I wanted to see first hand how things look on the city’s infamous north side, or “home” as it is known to its residents. It had been years since I did such a trip. I was startled by the lack of businesses except gas stations, beauty shops, food and restaurant establishments, and garages.

I met a sixty-something man on a street just off Vandeventer Avenue and North Market Street. He told me he had worked for Chrysler until being laid off in 2009, when the Fenton plant was shuttered for good, before the factory was razed to the ground. A grandfather, he called himself T-Bone, and had just purchased his two-story brick home for $24,000. He hoped to acquire two adjacent lots through a process that allows property owners adjacent to vacated lots to acquire those lots at no cost after three years of maintenance. He told me he wanted to become more engaged in local politics to help restore his section of the city. He lived two houses down to a boarded up, abandoned home, one of several on his block.

Beautiful old brick homes have long gone feral in the economically challenged neighborhoods of north St. Louis.

Beautiful old brick homes have long gone feral in the economically challenged neighborhoods of north St. Louis.

Today, more than one in four St. Louis residents live in poverty. The U.S. census puts the median household income in the Gateway City at $35,000, well below the U.S. average of $53,000. Racially, the city is as divided as ever with blacks and whites evenly divided, and now Hispanics and Latinos numbering (officially) under 5 percent.

All of these numbers mean that the city, and its poorest residents, are struggling. That struggle can be seen on just about every block north of Delmar Avenue, all the way to the city’s borders with adjacent and also struggling municipalities like Jennings. Anyone visiting the city should soak its charms—the Gateway Arch, the amazing churches, the historic downtown, and especially charming and historic Lafayette Square.

Then they should take a drive for an hour or two and see what life in the new urban, post-industrial America looks like. Gentrification is not a problem that is displacing residents in the city’s north side. No urban, yuppie, or tattoo-covered and scrappy millennial pioneers from the affluent suburbs are rushing to create art centers or startups in old factories sites.
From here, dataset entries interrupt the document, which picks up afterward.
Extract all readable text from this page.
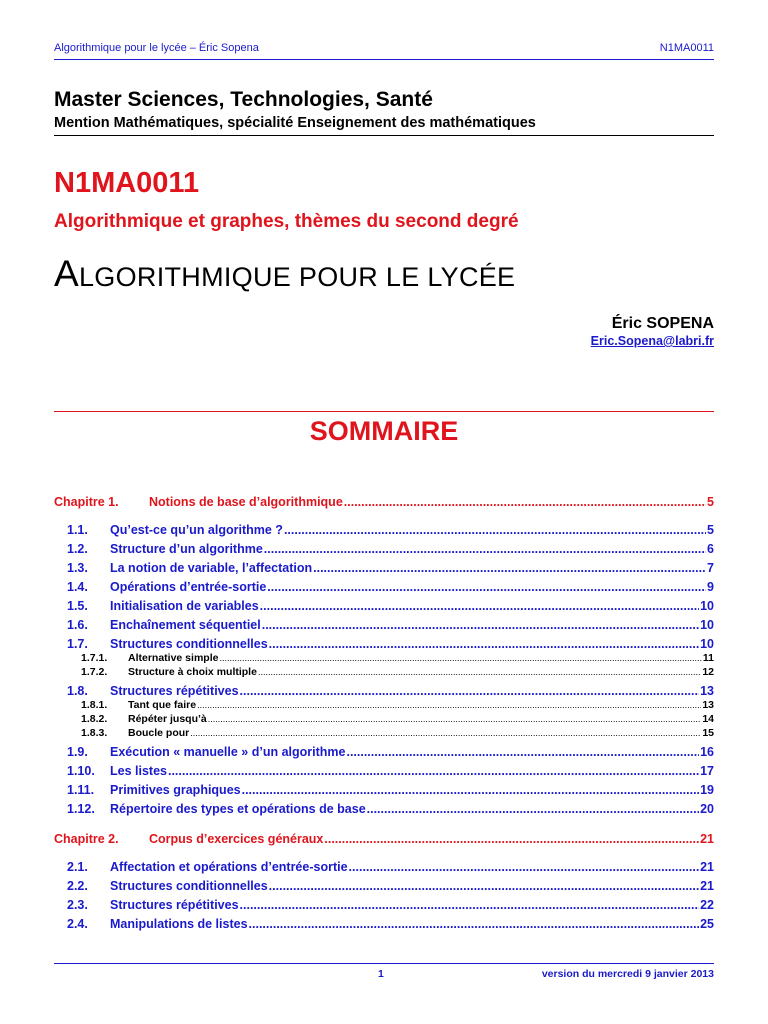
Algorithmique pour le lycée – Éric Sopena	N1MA0011
Master Sciences, Technologies, Santé
Mention Mathématiques, spécialité Enseignement des mathématiques
N1MA0011
Algorithmique et graphes, thèmes du second degré
ALGORITHMIQUE POUR LE LYCÉE
Éric SOPENA
Eric.Sopena@labri.fr
SOMMAIRE
Chapitre 1.	Notions de base d’algorithmique .....	5
1.1.	Qu’est-ce qu’un algorithme ? .....	5
1.2.	Structure d’un algorithme .....	6
1.3.	La notion de variable, l’affectation .....	7
1.4.	Opérations d’entrée-sortie .....	9
1.5.	Initialisation de variables .....	10
1.6.	Enchaînement séquentiel .....	10
1.7.	Structures conditionnelles .....	10
1.7.1.	Alternative simple .....	11
1.7.2.	Structure à choix multiple .....	12
1.8.	Structures répétitives .....	13
1.8.1.	Tant que faire .....	13
1.8.2.	Répéter jusqu’à .....	14
1.8.3.	Boucle pour .....	15
1.9.	Exécution « manuelle » d’un algorithme .....	16
1.10.	Les listes .....	17
1.11.	Primitives graphiques .....	19
1.12.	Répertoire des types et opérations de base .....	20
Chapitre 2.	Corpus d’exercices généraux .....	21
2.1.	Affectation et opérations d’entrée-sortie .....	21
2.2.	Structures conditionnelles .....	21
2.3.	Structures répétitives .....	22
2.4.	Manipulations de listes .....	25
1	version du mercredi 9 janvier 2013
This is the place people leave if they can.

This is not Portland, Seattle, or Boston. This is a much tougher, more violent, and grittier place. It is also in many ways a more friendly place too, where people will still say hello if you have street cred and give them respect. This is St. Louis, and the recovery, if it comes, is still a long ways off. Without long-parted industry, that future is still not certain.